It's been a one-way euro trip lower. The common currency has fallen every day this week, and is now near the lowest levels in 12 years.
Now, currency traders are keenly watching American economic data, as better news about the economy could lead the euro drop to intensify.
It all comes down to expectations about the Federal Reserve's next move. Most market participants believe the Fed will raise short-term rate targets this year. That should help the U.S. dollar and hurt the euro, as it means that holding dollars will produce greater returns than holding euros, increasing demand for the greenback.

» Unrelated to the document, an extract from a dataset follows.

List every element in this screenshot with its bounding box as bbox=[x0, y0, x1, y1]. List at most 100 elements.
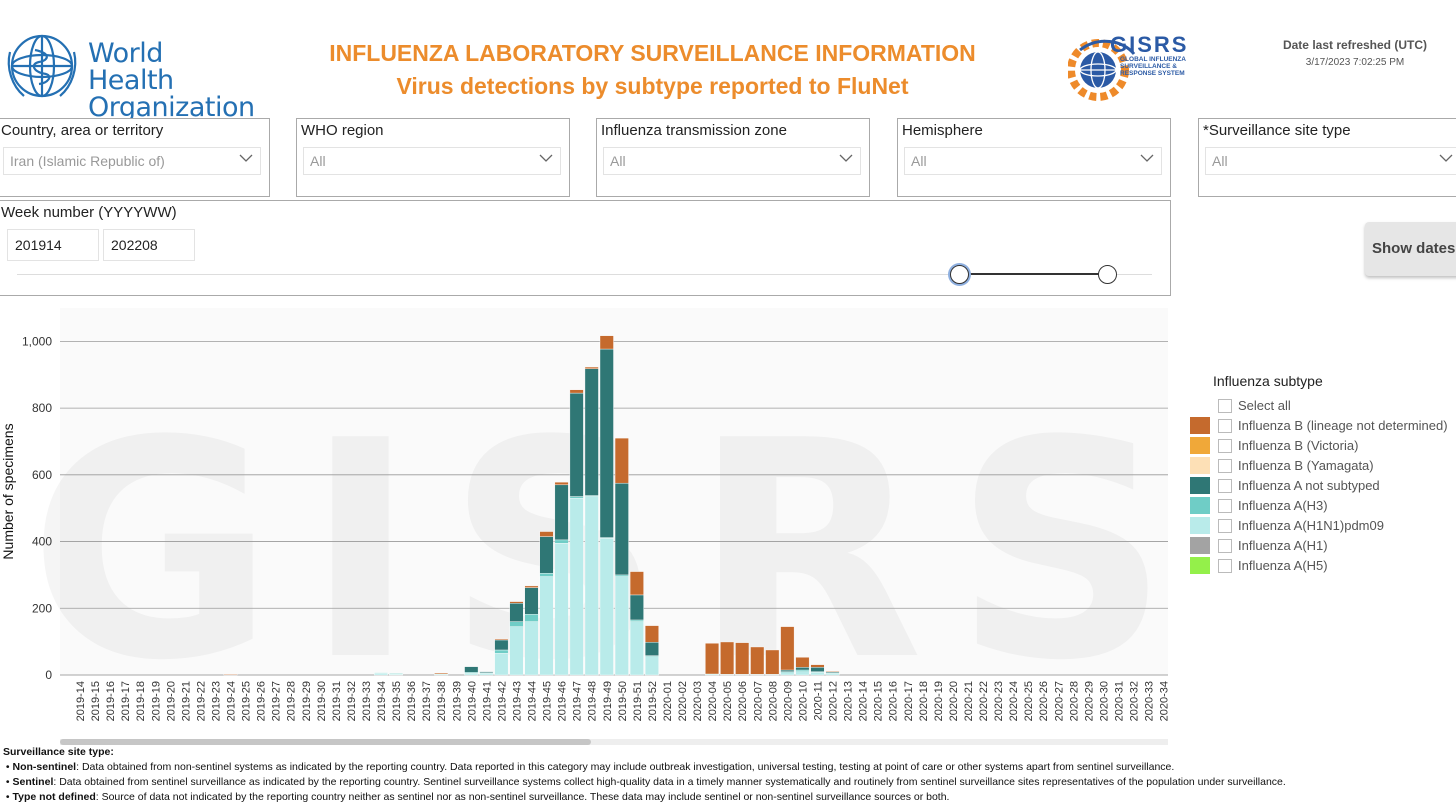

Expectations about a June Fed move have been tamped down due to a bevy of soft economic readings, most conspicuously the March jobs number. But this week, the Fed minutes and hawkish words from William Dudley have told investors that a June hike is still on the table, according to Boris Schlossberg of BK Asset Management.
Dudley, the generally dovish New York Fed president, told Reuters on Wednesday that depending on how the data develops, a June move could be "still in play."
In the week ahead, Schlossberg says the biggest data point he will watch is Tuesday's retail sales report. If it indicates that "the U.S. consumer finally started to spend, then dollar bulls run wild, and we may see 1.0500 break" on the euro, which is currently a bit below 1.0600 per dollar.
That's because better data could serve to convince traders that the much-awaited Fed move will come sooner than previously anticipated.
However, some traders say the move is overdone.
"This short-term move is technical, so I expect to see the euro bounce and the dollar pull back off of the recent move," said David Seaburg, head of equity sales trading with Cowen and Co.